Learning – real learning – is a kind of miracle. It is a gentle, delicate, interior process by which the soul comes into contact with something beyond itself and reaches out to it in love.

That doesn’t happen every time students shuffle into the classroom at 9.30 on a Friday morning. But it does happen. I know it happens because I have witnessed it. I have seen it: right here in these classrooms, time and again, over nine years of my life. It is why I love the classroom. It is why this community, a theological college, is sacred to me. It is why the teacher-student relationship is, to me, more holy than any church or temple.

We often say that theology is meant to serve the church. I have said it myself.
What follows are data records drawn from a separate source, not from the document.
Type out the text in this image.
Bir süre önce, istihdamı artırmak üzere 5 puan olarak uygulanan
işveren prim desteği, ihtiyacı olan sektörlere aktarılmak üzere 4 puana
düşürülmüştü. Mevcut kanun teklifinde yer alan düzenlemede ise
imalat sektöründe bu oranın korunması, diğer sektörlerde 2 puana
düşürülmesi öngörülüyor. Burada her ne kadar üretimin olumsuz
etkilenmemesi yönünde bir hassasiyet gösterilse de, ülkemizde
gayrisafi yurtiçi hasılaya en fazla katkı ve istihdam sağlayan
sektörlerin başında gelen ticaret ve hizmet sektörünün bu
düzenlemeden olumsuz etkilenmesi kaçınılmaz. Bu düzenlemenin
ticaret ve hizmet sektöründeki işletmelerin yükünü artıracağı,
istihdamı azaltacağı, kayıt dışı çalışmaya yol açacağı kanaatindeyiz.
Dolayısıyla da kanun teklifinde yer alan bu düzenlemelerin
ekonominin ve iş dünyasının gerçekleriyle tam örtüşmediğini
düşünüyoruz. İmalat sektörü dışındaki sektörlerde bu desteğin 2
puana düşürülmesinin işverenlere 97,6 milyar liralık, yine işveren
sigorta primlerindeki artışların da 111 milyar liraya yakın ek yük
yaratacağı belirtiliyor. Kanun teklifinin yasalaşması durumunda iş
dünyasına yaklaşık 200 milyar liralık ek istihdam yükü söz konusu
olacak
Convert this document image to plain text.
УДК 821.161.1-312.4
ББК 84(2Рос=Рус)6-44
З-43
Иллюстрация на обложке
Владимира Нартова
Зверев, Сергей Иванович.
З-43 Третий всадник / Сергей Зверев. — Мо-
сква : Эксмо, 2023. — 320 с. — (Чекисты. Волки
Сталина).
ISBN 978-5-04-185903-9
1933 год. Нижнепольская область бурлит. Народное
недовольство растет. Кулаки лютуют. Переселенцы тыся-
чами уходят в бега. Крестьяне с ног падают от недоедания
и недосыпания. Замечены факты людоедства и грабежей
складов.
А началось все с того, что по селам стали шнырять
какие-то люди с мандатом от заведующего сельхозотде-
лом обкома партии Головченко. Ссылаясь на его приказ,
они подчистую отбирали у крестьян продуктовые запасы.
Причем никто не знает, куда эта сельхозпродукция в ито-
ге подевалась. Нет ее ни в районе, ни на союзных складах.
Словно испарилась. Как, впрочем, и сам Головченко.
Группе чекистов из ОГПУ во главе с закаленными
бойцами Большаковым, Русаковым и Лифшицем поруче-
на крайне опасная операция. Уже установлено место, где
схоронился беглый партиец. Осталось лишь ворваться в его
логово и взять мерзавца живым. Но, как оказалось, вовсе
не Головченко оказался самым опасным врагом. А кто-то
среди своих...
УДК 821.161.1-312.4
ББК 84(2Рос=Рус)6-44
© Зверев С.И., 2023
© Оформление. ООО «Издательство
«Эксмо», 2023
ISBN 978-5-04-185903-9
But since I’m leaving I can tell you the truth: I don’t believe it. If theology serves the church, then it is a means to an end. But when you consider what learning is – real learning – how could it ever be a means to an end? That’s like saying that love and joy and life are means to an end. Would you say that joy serves the church? Or that life serves the church?

Sure, theological learning enriches the church; it supports the church; it challenges the church. Those are its wholesome by-products. But they are not the reasons for learning. They are not what it is for. Learning is a way of being alive. It doesn’t serve the church or the church’s mission. It serves the human heart and the glory of God.

Anyway, that is how I have come to understand my vocation and the vocation of this college. For sharing all this with me, as students and colleagues and friends, I say: thank you.